A artista norueguesa Lise Wulff, uma das parceiras do projeto MALACATE, foi Desafiada a pensar uma instalação artística para Mina de São Domingos a partir do que foi observando e conhecendo nas suas anteriores visitas. Miguel Maia esteve à conversa com a artista sobre o seu trabalho antes da vinda para a sua nova criação na Mina.



Lise, pelo que me foi dado a conhecer dos teus projetos passados, sinto que estão fortemente influenciados por uma ideia de memória, de marcas deixadas por outros. Paralelamente trabalhas com frequência com comunidades específicas para criar as tuas obras. No final, o rasto de todas essas pessoas ficam muitos presentes no trabalho, quase como um eco, parece-me. E na verdade referes-te a alguns dos teus objetos como peças de arte relacional. Preferes sempre trabalhar com outros?
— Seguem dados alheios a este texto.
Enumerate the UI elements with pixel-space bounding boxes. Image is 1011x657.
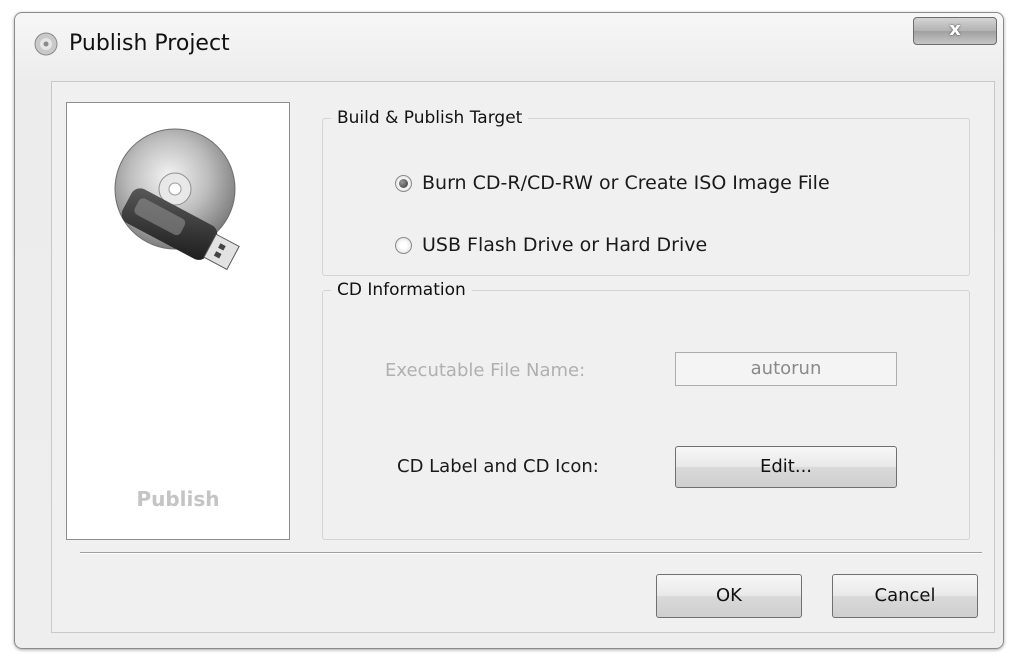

Eu gosto muito de incluir outras pessoas nas minhas obras de arte. Acredito que a principal razão para isso seja o desejo de espalhar a alegria que sinto em fazer arte, e também dar às pessoas um sentimento de propriedade e até de orgulho, diria eu. Por exemplo, quando eu trabalho com crianças, vejo como ficam felizes em mostrar aos outros para qual parte de uma instalação de arte contribuíram. Quando se trata da alegria de fazer arte, acredito que está ligada a criar algo com as mãos. Criar juntos dá uma sensação boa e positiva. Cria memórias e “união”, além da própria obra de arte.

Eu também faço muitos trabalhos de arte sozinha, e é difícil dizer se prefiro a arte relacional ao invés de trabalhar sozinha. Trabalhar com outras pessoas cria um resultado diferente do que quando trabalho sozinha, porque as outras pessoas veem outras formas de fazer as coisas. Apesar de eu ter sempre um plano claro para as obras de arte relacional, estou aberta ao que está a acontecer à medida que avançamos e adoro incluir o inesperado e o não planeado que se encaixam na ideia geral.


Entretanto tens uma outra importante componente do teu trabalho fortemente influenciado pelas questões da ecologia, a que se chama eco arte. Há inclusivamente um conjunto de trabalhos teus que estabelecem uma ligação entre as preocupações ambientais e a obra O Grito de Edvard Munch. Para além disso muitas das tuas obras são povoadas por elementos orgânicos e até expostas na natureza. De que forma sentes que a arte pode ter um papel importante na sensibilização para as questões do meio ambiente?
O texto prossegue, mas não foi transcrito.